Jun 13, 2007 13:11 GMT  ·  By

Lately the CPU world has been suffering from some serious architectural changes. While that happens pretty often, such a change generally ends up as a new technology ready to be integrated in a future CPU. Well it seems that not everything can go as smooth as it should since it seems that AMD has suffered from some serious failures that could affect the shippings of the new K10 cores.

A quick tour of the K10 architecture reveals that besides the K8-based internal architecture, the new CPUs also feature 2MB L3 cache, 128-bit floating point units (FPU), SSE4A instructions, HT 3.0 and can be packed natively in quad-core form. Currently only classical single-socket K10 CPUs which feature only HT 1.0 have been showcased but dual-socket CPUs will follow soon.

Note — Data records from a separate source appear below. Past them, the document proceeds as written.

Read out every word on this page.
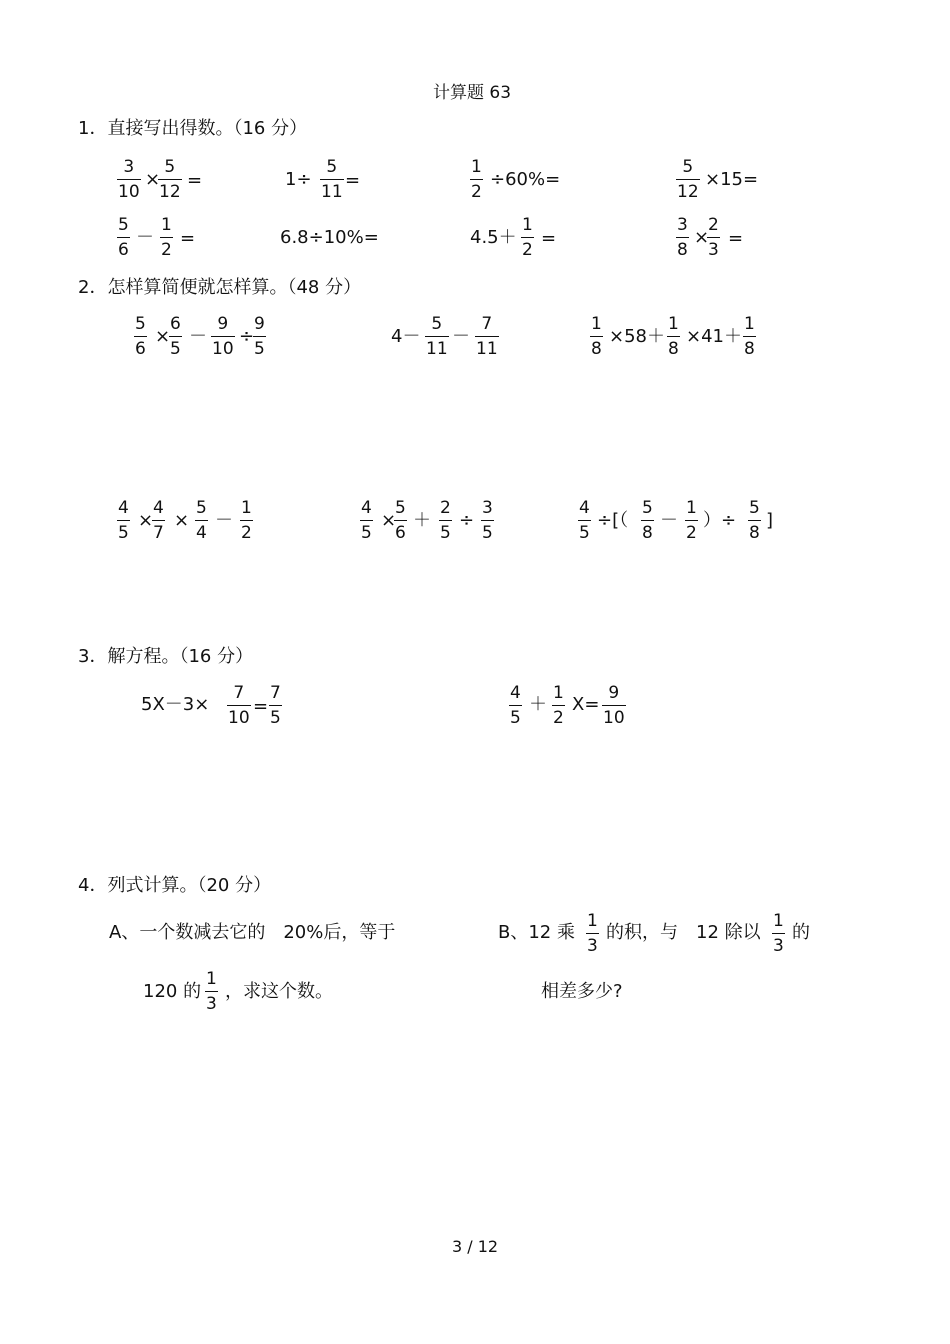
计算题 63
1．直接写出得数。（16 分）
3
10
×
5
12
=	1÷
5
11
=
1
2
÷60%=
5
12
×15=
5
6
－
1
2
=	6.8÷10%=	4.5＋
1
2
=
3
8
×
2
3
=
2．怎样算简便就怎样算。（48 分）
5
6
×
6
5
－
9
10
÷
9
5
4－
5
11
－
7
11
1
8
×58＋
1
8
×41＋
1
8
4
5
×
4
7
×
5
4
－
1
2
4
5
×
5
6
＋
2
5
÷
3
5
4
5
÷[（
5
8
－
1
2
）÷
5
8
]
3．解方程。（16 分）
5X－3×
7
10
=
7
5
4
5
＋
1
2
X=
9
10
4．列式计算。（20 分）
A、一个数减去它的　20%后，等于
120 的
1
3
，求这个数。
B、12 乘
1
3
的积，与　12 除以
1
3
的
相差多少?
3 / 12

And then we get to the "soon" part. Just how soon is that? Cray has already issued a warning about the delay of Barcelona and Budapest K10 CPUs which could affect long term revenues for XT4 systems. Although AMD has already showcased Barcelona and some even got to see benchmark results, the company is far from being ready with mass shipments.

On the other hand, AMD spokeswoman Marian Kelley claims everything is ok: "We remain on track for a summer 2007 launch with partners shipping platforms in the third quarter. The guidance that we've been giving and that we're sticking to is that will follow in the second half of 2007." I can understand why a spokeswoman can only say good things about his own company but the reality seems different.

In more ways than you think, AMD already postponed the arrival of Opteron quad cores once (first they said that quad-cores will be out on February 2007) and as it turns out they are ready to do that once again. According to AMD it takes about 6 months to switch about 50% of the manufacturing line from one type of wafer to another. And I have a feeling that it hasn't happened yet. On the other hand in clock / clock mode, Barcelona is about as fast as a quad core Xeon but not faster. So where's the advantage of native quad core design? Because I don't see it.